AR models frequently utilize chicken egg-derived OVA as an allergic trigger, as it is able to induce the classic inflammatory response consisting of inflammatory cell infiltration in nasal mucosa as well as a rise in serum inflammatory markers of histamine, IgE, and other mediators.¹⁸ In our study, we used OVA-induced AR mice models to evaluate geraniol’s anti-allergic properties in vivo. We found that geraniol treatment remarkably decreased nasal rub scores in AR mice models in comparison to control groups. Significant attenuations of serum IL-1β, histamine, and OVA-specific IgE were also observed in the AR models. All these observations suggest that geraniol imparted an anti-allergic effect on AR mice models.

The initiation of the inflammatory response relies heavily on MAPK signaling and NF-κB signaling pathways.¹⁹ Existing literature reports that p38 MAPK inhibitors are able to suppress monocyte and mast cell production of TNF-α and IL-6. Furthermore, NF-κB has to modulate key components of the inflammatory response, namely leukocyte recruitment, proinflammatory cytokine production, and cell survival. Accordingly, our data showed that levels of phosphorylated mediators belonging to the MAPK signaling pathway and NF-κB signaling pathway in HMC-1 cells were attenuated upon exposure to geraniol treatment, supporting the regulatory effect of geraniol on these pathways.

Conclusion

We found that geraniol has an anti-inflammatory effect in PMACI-stimulated mast cells, as evidenced by its ability to reduce proinflammatory cytokines such as TNF-α, IL-1β, and IL-6 expressions. Geraniol’s anti-inflammatory effects were able to be replicated in vivo in OVA-induced AR models, shown by its capacity to alleviate AR symptoms in mice and diminish levels of serum histamine, OVA-specific IgE, and IL-1β levels. We also successfully demonstrated that these anti-inflammatory effects are due to alterations in MAPK/NF-κB signaling pathways (Figure 6).

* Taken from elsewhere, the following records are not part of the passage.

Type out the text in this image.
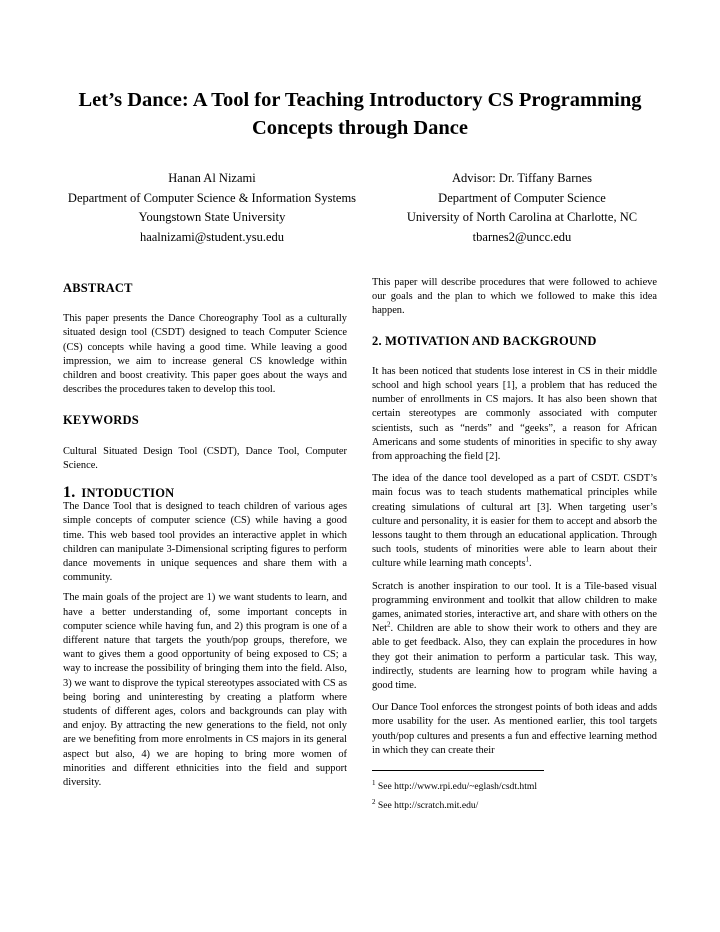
Let’s Dance: A Tool for Teaching Introductory CS Programming
Concepts through Dance
Hanan Al Nizami
Department of Computer Science & Information Systems
Youngstown State University
haalnizami@student.ysu.edu
Advisor: Dr. Tiffany Barnes
Department of Computer Science
University of North Carolina at Charlotte, NC
tbarnes2@uncc.edu
ABSTRACT

This paper presents the Dance Choreography Tool as a culturally situated design tool (CSDT) designed to teach Computer Science (CS) concepts while having a good time. While leaving a good impression, we aim to increase general CS knowledge within children and boost creativity. This paper goes about the ways and describes the procedures taken to develop this tool.

KEYWORDS

Cultural Situated Design Tool (CSDT), Dance Tool, Computer Science.

1. INTODUCTION

The Dance Tool that is designed to teach children of various ages simple concepts of computer science (CS) while having a good time. This web based tool provides an interactive applet in which children can manipulate 3-Dimensional scripting figures to perform dance movements in unique sequences and share them with a community.

The main goals of the project are 1) we want students to learn, and have a better understanding of, some important concepts in computer science while having fun, and 2) this program is one of a different nature that targets the youth/pop groups, therefore, we want to gives them a good opportunity of being exposed to CS; a way to increase the possibility of bringing them into the field. Also, 3) we want to disprove the typical stereotypes associated with CS as being boring and uninteresting by creating a platform where students of different ages, colors and backgrounds can play with and enjoy. By attracting the new generations to the field, not only are we benefiting from more enrolments in CS majors in its general aspect but also, 4) we are hoping to bring more women of minorities and different ethnicities into the field and support diversity.

This paper will describe procedures that were followed to achieve our goals and the plan to which we followed to make this idea happen.

2. MOTIVATION AND BACKGROUND

It has been noticed that students lose interest in CS in their middle school and high school years [1], a problem that has reduced the number of enrollments in CS majors. It has also been shown that certain stereotypes are commonly associated with computer scientists, such as “nerds” and “geeks”, a reason for African Americans and some students of minorities in specific to shy away from approaching the field [2].

The idea of the dance tool developed as a part of CSDT. CSDT’s main focus was to teach students mathematical principles while creating simulations of cultural art [3]. When targeting user’s culture and personality, it is easier for them to accept and absorb the lessons taught to them through an educational application. Through such tools, students of minorities were able to learn about their culture while learning math concepts$^1$.

Scratch is another inspiration to our tool. It is a Tile-based visual programming environment and toolkit that allow children to make games, animated stories, interactive art, and share with others on the Net$^2$. Children are able to show their work to others and they are able to get feedback. Also, they can explain the procedures in how they got their animation to perform a particular task. This way, indirectly, students are learning how to program while having a good time.

Our Dance Tool enforces the strongest points of both ideas and adds more usability for the user. As mentioned earlier, this tool targets youth/pop cultures and presents a fun and effective learning method in which they can create their

$^1$ See http://www.rpi.edu/~eglash/csdt.html
$^2$ See http://scratch.mit.edu/
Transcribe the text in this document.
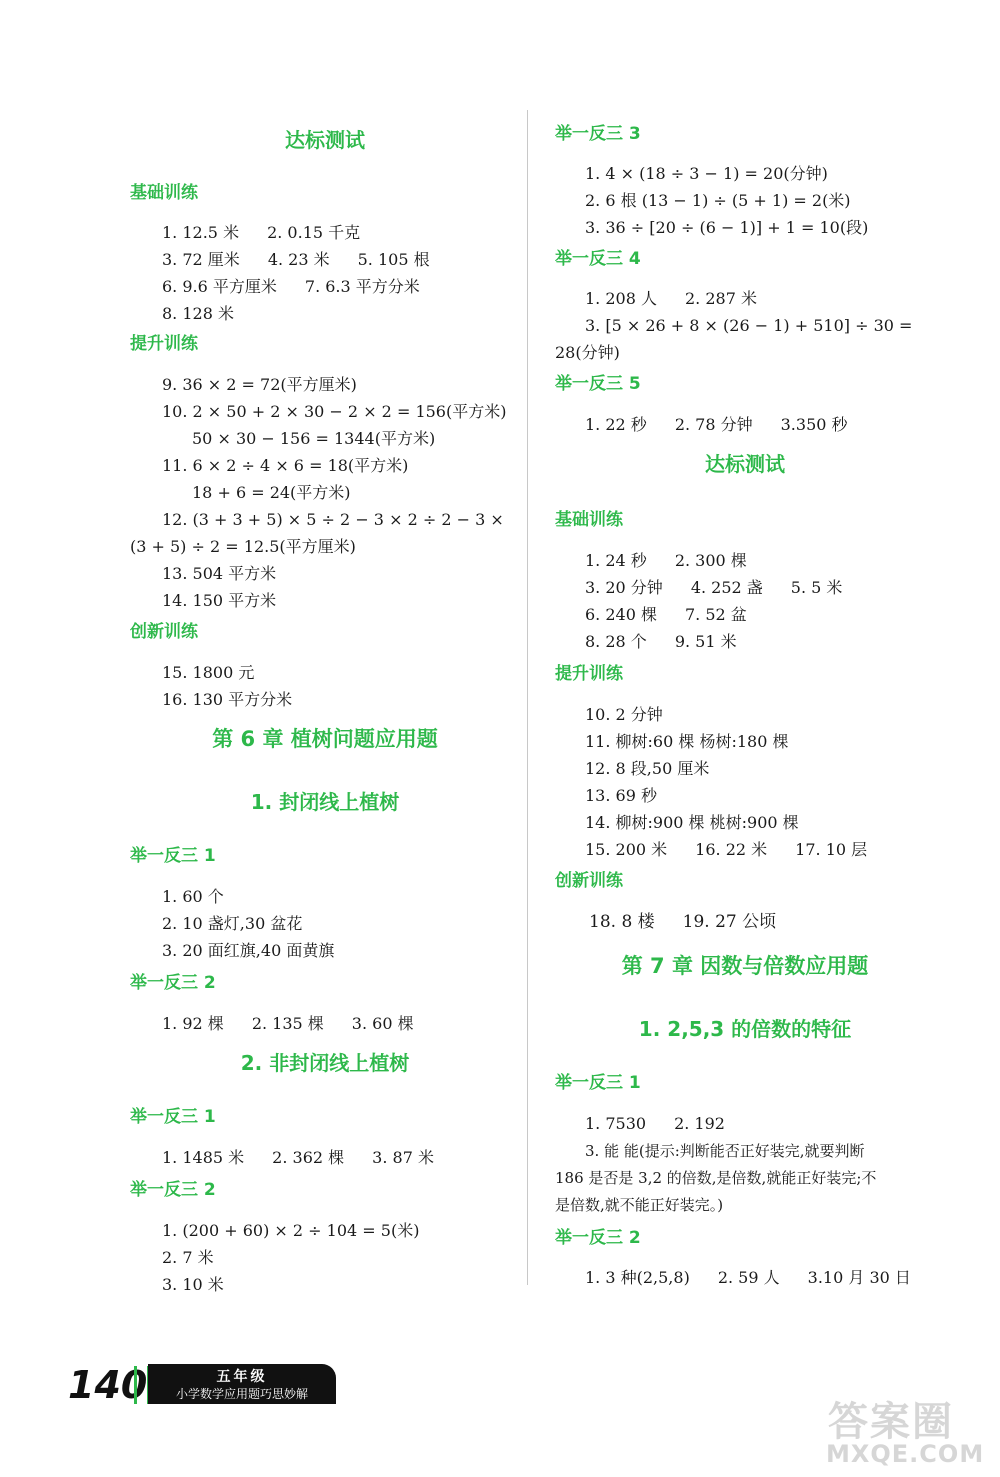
达标测试
基础训练
1. 12.5 米 2. 0.15 千克
3. 72 厘米 4. 23 米 5. 105 根
6. 9.6 平方厘米 7. 6.3 平方分米
8. 128 米
提升训练
9. 36 × 2 = 72(平方厘米)
10. 2 × 50 + 2 × 30 − 2 × 2 = 156(平方米)
50 × 30 − 156 = 1344(平方米)
11. 6 × 2 ÷ 4 × 6 = 18(平方米)
18 + 6 = 24(平方米)
12. (3 + 3 + 5) × 5 ÷ 2 − 3 × 2 ÷ 2 − 3 ×
(3 + 5) ÷ 2 = 12.5(平方厘米)
13. 504 平方米
14. 150 平方米
创新训练
15. 1800 元
16. 130 平方分米
第 6 章 植树问题应用题
1. 封闭线上植树
举一反三 1
1. 60 个
2. 10 盏灯,30 盆花
3. 20 面红旗,40 面黄旗
举一反三 2
1. 92 棵 2. 135 棵 3. 60 棵
2. 非封闭线上植树
举一反三 1
1. 1485 米 2. 362 棵 3. 87 米
举一反三 2
1. (200 + 60) × 2 ÷ 104 = 5(米)
2. 7 米
3. 10 米
举一反三 3
1. 4 × (18 ÷ 3 − 1) = 20(分钟)
2. 6 根 (13 − 1) ÷ (5 + 1) = 2(米)
3. 36 ÷ [20 ÷ (6 − 1)] + 1 = 10(段)
举一反三 4
1. 208 人 2. 287 米
3. [5 × 26 + 8 × (26 − 1) + 510] ÷ 30 =
28(分钟)
举一反三 5
1. 22 秒 2. 78 分钟 3.350 秒
达标测试
基础训练
1. 24 秒 2. 300 棵
3. 20 分钟 4. 252 盏 5. 5 米
6. 240 棵 7. 52 盆
8. 28 个 9. 51 米
提升训练
10. 2 分钟
11. 柳树:60 棵 杨树:180 棵
12. 8 段,50 厘米
13. 69 秒
14. 柳树:900 棵 桃树:900 棵
15. 200 米 16. 22 米 17. 10 层
创新训练
18. 8 楼 19. 27 公顷
第 7 章 因数与倍数应用题
1. 2,5,3 的倍数的特征
举一反三 1
1. 7530 2. 192
3. 能 能(提示:判断能否正好装完,就要判断
186 是否是 3,2 的倍数,是倍数,就能正好装完;不
是倍数,就不能正好装完。)
举一反三 2
1. 3 种(2,5,8) 2. 59 人 3.10 月 30 日
140	五年级
小学数学应用题巧思妙解
答案圈
MXQE.COM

Figure 6 Proposed mechanism of geraniol-mediated anti-inflammatory effect in PMACI-stimulated HMC-1 cells.

Abbreviations: HMC-1, human mast cell line; IL, interleukin; MAPK, mitogen-activated protein kinase; NF-κB, nuclear factor kappa B; PMACI, phorbol 12-myristate 13-acetate plus A23187; TNF, tumor necrosis factor.

Disclosure

The authors report no conflicts of interest in this work.